Our lives revolved around Anna - watching her sleep, teaching her to play the piano hehe, bringing her to the park - even if she would just sleep the whole time.
Ethan blessed her in October. Such a special day. My Uncle Harry was able to make it, and we had lots of friends and family there.
We continued to amuse ourselves with our sweet baby girl. Placing little stuffed animals around her that matched her outfit. Ethan helping Anna make her first snow angel. And the last picture was part of a game that Ethan affectionately calls "The Ambush."
And now for the holidays! Cute, little bunny for her first Halloween. First Thanksgiving at GramMelissa and Grampa Chuck's - and she couldn't eat any of it! (We were supposed to go to Indiana for Anna to meet all of her Jones relatives, but there was the traditional Thanksgiving weekend snowstorm.) And the final pic - Anna trying to eat her Valentine's Day balloon from her grandparents.
First Christmas - We took cute Christmas pictures for our cards. I loved the one above, because it was just so "her." Anna was a serious baby, and didn't turn into her silly, laughing and smiley self until around one year. The second picture shows how much the baby of the family was showered with gifts and attention her first Christmas. hehe.
Finishing up the first year holidays - Anna's first Easter. We had to cut the sleeves on this dress to fit her chubby, little arms. hehe. And finally, Anna's first 4th of July. So patriotic!
We gave Anna her first tastes of rice cereal around 6 months, and then she tried to eat anything she could get her hands on - like rubber duckies. I love the final pic - we really did a lot of casual lounging as a little family once we had Anna. (If there was nowhere we had to be.) We loved our quiet times at home - all napping in bed together, or just watching her adorable expressions.
She was in no rush, but eventually Anna learned how to crawl and then around 14 or 15 months, walk. It was so fun watching her hit her milestones! We totally got why parents get excited about all the little things. It's exciting and fun.
More sleeping, more lounging, and movies too! (Ethan and Anna are both really asleep in the first picture - and holding hands! Awww!)
Anna's first trip on an airplane! We went to Denver/Boulder for my friend's wedding, and to see lots of Ethan's family. It was such a fun trip. And as you can see, Anna enjoyed herself. (And that is Anna's first swimsuit - loved the little star on her belly!)

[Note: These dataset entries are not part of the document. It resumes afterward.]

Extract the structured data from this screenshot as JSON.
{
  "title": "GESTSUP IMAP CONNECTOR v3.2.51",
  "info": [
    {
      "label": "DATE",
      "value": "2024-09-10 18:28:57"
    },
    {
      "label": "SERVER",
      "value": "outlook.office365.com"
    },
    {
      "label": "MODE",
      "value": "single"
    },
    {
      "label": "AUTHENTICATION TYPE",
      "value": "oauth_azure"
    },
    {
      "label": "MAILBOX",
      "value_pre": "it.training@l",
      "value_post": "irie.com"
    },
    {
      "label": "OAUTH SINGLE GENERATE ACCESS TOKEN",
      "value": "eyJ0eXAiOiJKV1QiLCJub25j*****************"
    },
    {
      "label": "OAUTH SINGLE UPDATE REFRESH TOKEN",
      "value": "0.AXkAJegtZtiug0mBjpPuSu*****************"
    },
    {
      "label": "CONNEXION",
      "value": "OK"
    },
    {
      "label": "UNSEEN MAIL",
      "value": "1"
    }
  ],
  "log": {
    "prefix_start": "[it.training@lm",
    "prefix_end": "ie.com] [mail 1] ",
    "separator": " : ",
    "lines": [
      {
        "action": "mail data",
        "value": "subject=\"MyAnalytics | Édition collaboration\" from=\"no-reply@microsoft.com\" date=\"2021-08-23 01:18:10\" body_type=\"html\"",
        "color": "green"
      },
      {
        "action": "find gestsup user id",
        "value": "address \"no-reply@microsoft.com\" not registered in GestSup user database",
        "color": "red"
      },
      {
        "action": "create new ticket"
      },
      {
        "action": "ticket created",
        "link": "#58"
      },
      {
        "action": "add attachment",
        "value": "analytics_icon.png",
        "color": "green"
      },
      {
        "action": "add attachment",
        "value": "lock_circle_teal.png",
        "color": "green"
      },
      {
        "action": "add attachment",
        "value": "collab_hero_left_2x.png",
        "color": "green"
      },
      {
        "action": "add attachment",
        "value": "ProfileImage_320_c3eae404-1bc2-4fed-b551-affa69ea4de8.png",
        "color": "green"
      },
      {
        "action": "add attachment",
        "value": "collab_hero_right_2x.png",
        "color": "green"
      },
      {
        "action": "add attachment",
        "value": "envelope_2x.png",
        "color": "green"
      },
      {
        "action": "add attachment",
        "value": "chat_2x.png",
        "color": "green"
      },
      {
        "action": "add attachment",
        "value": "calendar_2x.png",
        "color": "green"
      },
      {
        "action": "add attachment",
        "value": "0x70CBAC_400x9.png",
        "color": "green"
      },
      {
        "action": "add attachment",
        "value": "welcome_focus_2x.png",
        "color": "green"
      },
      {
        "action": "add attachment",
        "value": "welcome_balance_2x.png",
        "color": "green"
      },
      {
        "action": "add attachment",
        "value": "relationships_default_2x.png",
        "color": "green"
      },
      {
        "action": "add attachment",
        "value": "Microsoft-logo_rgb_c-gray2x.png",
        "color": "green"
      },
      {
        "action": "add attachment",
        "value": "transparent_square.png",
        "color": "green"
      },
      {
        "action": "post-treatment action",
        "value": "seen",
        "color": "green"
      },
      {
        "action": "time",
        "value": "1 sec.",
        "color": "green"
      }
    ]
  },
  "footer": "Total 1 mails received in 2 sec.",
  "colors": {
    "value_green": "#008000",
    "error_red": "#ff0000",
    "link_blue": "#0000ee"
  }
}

Then she turned one. ONE! She ate cake (one of her first sweets ever!), and relished in the attention from all the family that were there to help her celebrate and bestow gifts.
By that point, it was already hard to remember that she started out so tiny. (Background of above pic is a quilt my mom made for Anna.)
We love our little Anna so much! She still fills our life with joy, entertainment, fun, silliness, sweetness and love. We are so grateful she was sent to our family.